Но послушайте лучше одну историю. В Грубешуве жил богач реб Лемл Вогмайстер. В те времена никого по имени-отчеству не называли. Но этот Лемл был такой магнат, что его величали по отчеству. Жену его звали Эстер-Ройзе. Родом она была из Польши. Так она и стоит перед моими глазами: красивая, со светскими манерами, поверх парика накинута черная шаль, лицо белое и гладкое, как у девушки, а глаза темные. Она хорошо говорила по-польски, по-русски, по-немецки, может быть, даже и по-французски. Кроме того, она играла на фортепиано. Помню как сейчас: стоит непролазная грязь, а она выходит из дома в начищенных башмачках на высоком каблуке, прыгает, словно птица с камешка на камешек. Обеими руками приподымает подол – чистая барыня!
Был у нее единственный сын Бенцион. Вылитая мать. Мы с ними состояли в далеком родстве. Не с ее стороны, а со стороны мужа. Бенцион этот, Бенце, как она его называла, всем вышел. Красив, умен, образован. Днем он ходил к раввину учить Тору, а по вечерам приходил к нему на дом учитель. У Бенце были волосы черные, как у матери, и светлое лицо. Когда он появлялся на улице в своем укороченном лапсердаке с разрезом сзади и в шевровых сапожках, девушки во всех окнах провожали его взглядами.
Приданое, как известно, дают за дочерью. А тут для Бенце лежало в банке десять тысяч рублей приданого. Ведь все равно, раньше или позже все состояние должно перейти в его руки. За него сватали самых богатых невест. Но его матери трудно было угодить. Свободного времени у нее было предостаточно. Она держала трех служанок, кроме того, слугу и кучера, а сама бегала смотреть невест. Она уже пересмотрела самых красивых еврейских девушек чуть ли не всей Польши, но у каждой находила какой-нибудь недостаток. Эта не так уж красива, а та не слишком умна. Первым делом требовалась деликатность. Если женщина толстокожа, говорила она, мужу с ней трудно. Не хочу, чтобы моим Бенце помыкали.
В ту пору я уже была замужем. Меня выдали к пятнадцати годам. Эстер-Ройзе не с кем было в Грубешуве дружить. Вот она и звала меня к себе. Учила меня вязать, вышивать и все такое. У нее были золотые руки. Надумает – и сама себе сошьет юбку или пелерину. Она и мне как-то сшила платье. И все с шуткой да прибауткой – на барский манер. Она и в коммерции отлично разбиралась.

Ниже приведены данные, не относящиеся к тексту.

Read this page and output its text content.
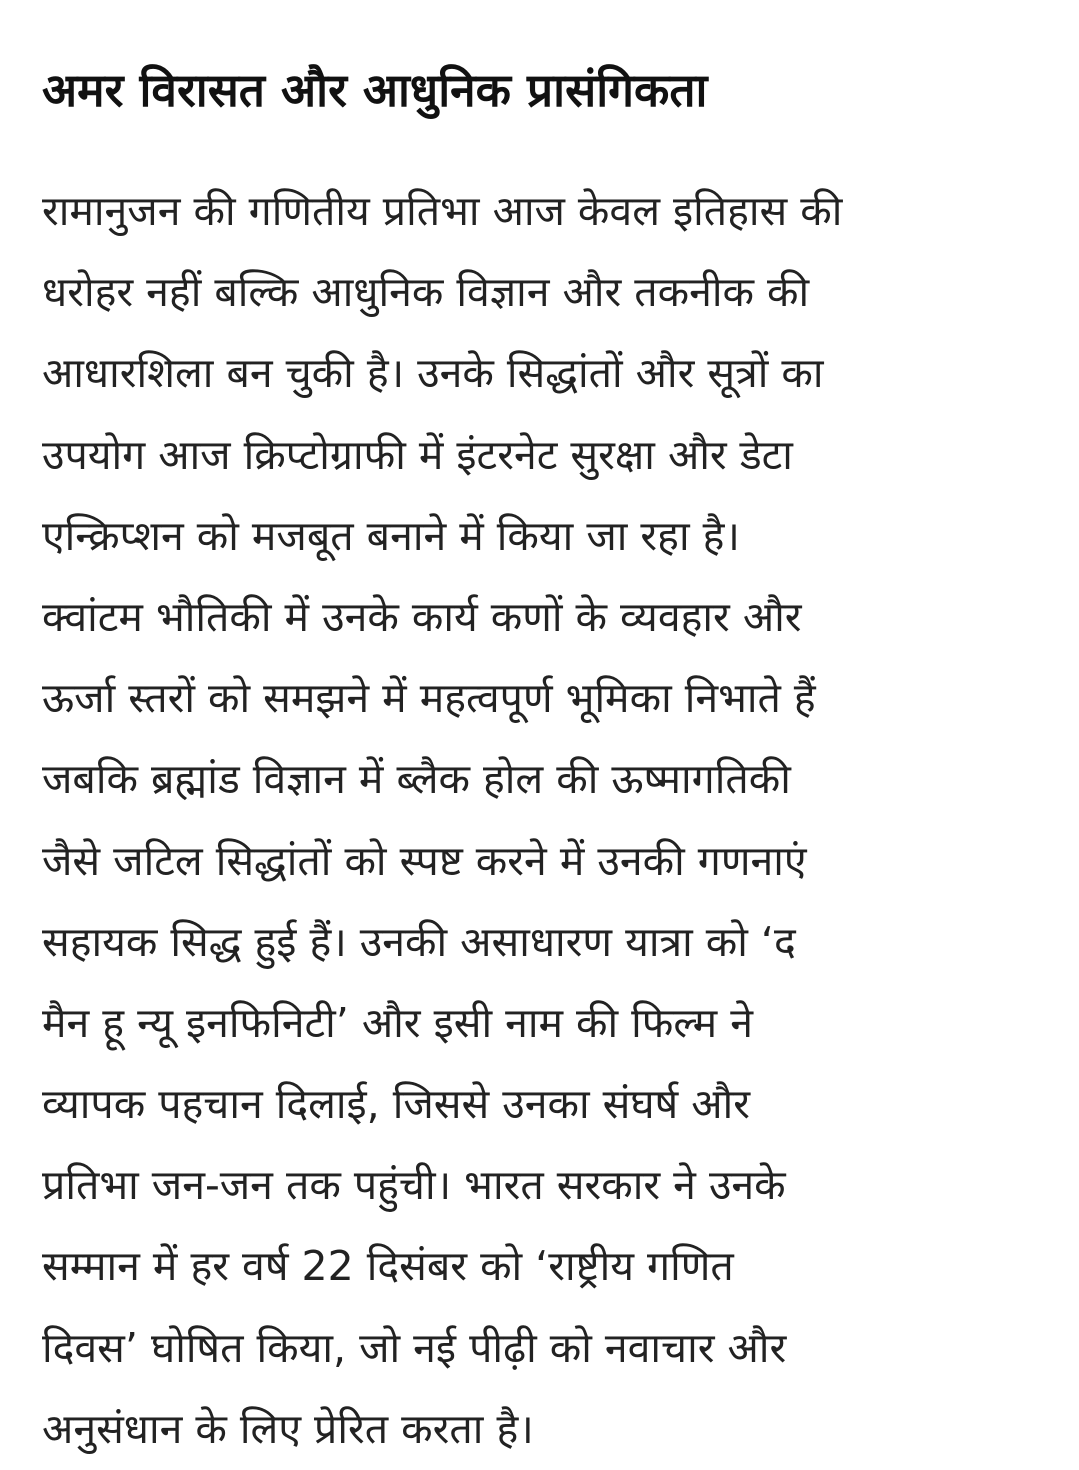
अमर विरासत और आधुनिक प्रासंगिकता
रामानुजन की गणितीय प्रतिभा आज केवल इतिहास की
धरोहर नहीं बल्कि आधुनिक विज्ञान और तकनीक की
आधारशिला बन चुकी है। उनके सिद्धांतों और सूत्रों का
उपयोग आज क्रिप्टोग्राफी में इंटरनेट सुरक्षा और डेटा
एन्क्रिप्शन को मजबूत बनाने में किया जा रहा है।
क्वांटम भौतिकी में उनके कार्य कणों के व्यवहार और
ऊर्जा स्तरों को समझने में महत्वपूर्ण भूमिका निभाते हैं
जबकि ब्रह्मांड विज्ञान में ब्लैक होल की ऊष्मागतिकी
जैसे जटिल सिद्धांतों को स्पष्ट करने में उनकी गणनाएं
सहायक सिद्ध हुई हैं। उनकी असाधारण यात्रा को ‘द
मैन हू न्यू इनफिनिटी’ और इसी नाम की फिल्म ने
व्यापक पहचान दिलाई, जिससे उनका संघर्ष और
प्रतिभा जन-जन तक पहुंची। भारत सरकार ने उनके
सम्मान में हर वर्ष 22 दिसंबर को ‘राष्ट्रीय गणित
दिवस’ घोषित किया, जो नई पीढ़ी को नवाचार और
अनुसंधान के लिए प्रेरित करता है।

Муж без нее и шагу не делал. Когда она велела купить или продать поместье, реб Лемл Вогмайстер тотчас же посылал за маклером. Она никогда не ошибалась.
Между тем Бенциону стукнуло уже восемнадцать, а он все еще не сделался женихом. В те времена это называлось – быть старым холостяком. Реб Лемл стал упрекать жену за ее привередливость, из-за которой он, мол, выставлен на позор. У Бенце появились прыщики на лбу. Они у нас назывались хотелками. Поговаривали, что это оттого, что ему уже пора иметь женщину.
Однажды захожу я к Эстер-Ройзе – принесла ей клубок гаруса, а она и говорит: «Зелдочка, хочешь прокатиться в Замостье?» «Что мне там делать?» – спрашиваю я. А она: «Не все ли тебе равно? Ведь ты едешь со мной. Голодной не будешь». У Эстер-Ройзе была своя карета. Но на этот раз, объясняет она мне, мы поедем с оказией. Я поняла, что это снова какое-то сватовство, но лучше ее не расспрашивать. Я знала, что если она захочет, то сама и расскажет. А раз она молчит, то значит – не лезь. Одним словом, я пошла сказать маме, что еду. А что до моего Тоди, то ему незачем было сообщать. Весь день он сидел в синагоге, а когда после вечерней молитвы возвращался домой, его теща – моя мать – подавала ему ужин. Разве знал в те времена молодой человек, что у него есть жена? Он жил себе на всем готовом в доме ее родителей. Попадись я ему на улице, он бы меня, ей Б-гу, не узнал. Одни словом, я уложила платье, панталоны, извините за выражение, и вот я готова к путешествию. Мы усаживаемся в чужую барскую карету. За кучера сам помещик. Не кони – орлы! Дорога, что скатерть. Приезжаем в Замостье. Высаживаемся не на базаре, а в каком-то переулке, где живут поляки. Эстер-Ройзе благодарит помещика, а он в свою очередь молодцевато машет ей кнутом и снимает шапку. Все это смахивало на заранее сговоренное дело.
Обычно, когда Эстер-Ройзе куда-нибудь ездила, она наряжалась словно графиня. На этот раз она была в хлопчатобумажном платье и в косынке поверх парика. Видно, не хотела, чтобы ее узнали. Мы выходим улочкой к базару. Она спрашивает первого встречного, где тут галантерейная лавка Бериша Люблинера. Нам указывают на большой магазин. Нынче в галантерейном торгуют одной галантереей. В те времена товары были смешаны. Там можно было купить и нитки, и полотно, и приклад, любую шерсть для вязки и вообще мануфактуру. Чего только там не было!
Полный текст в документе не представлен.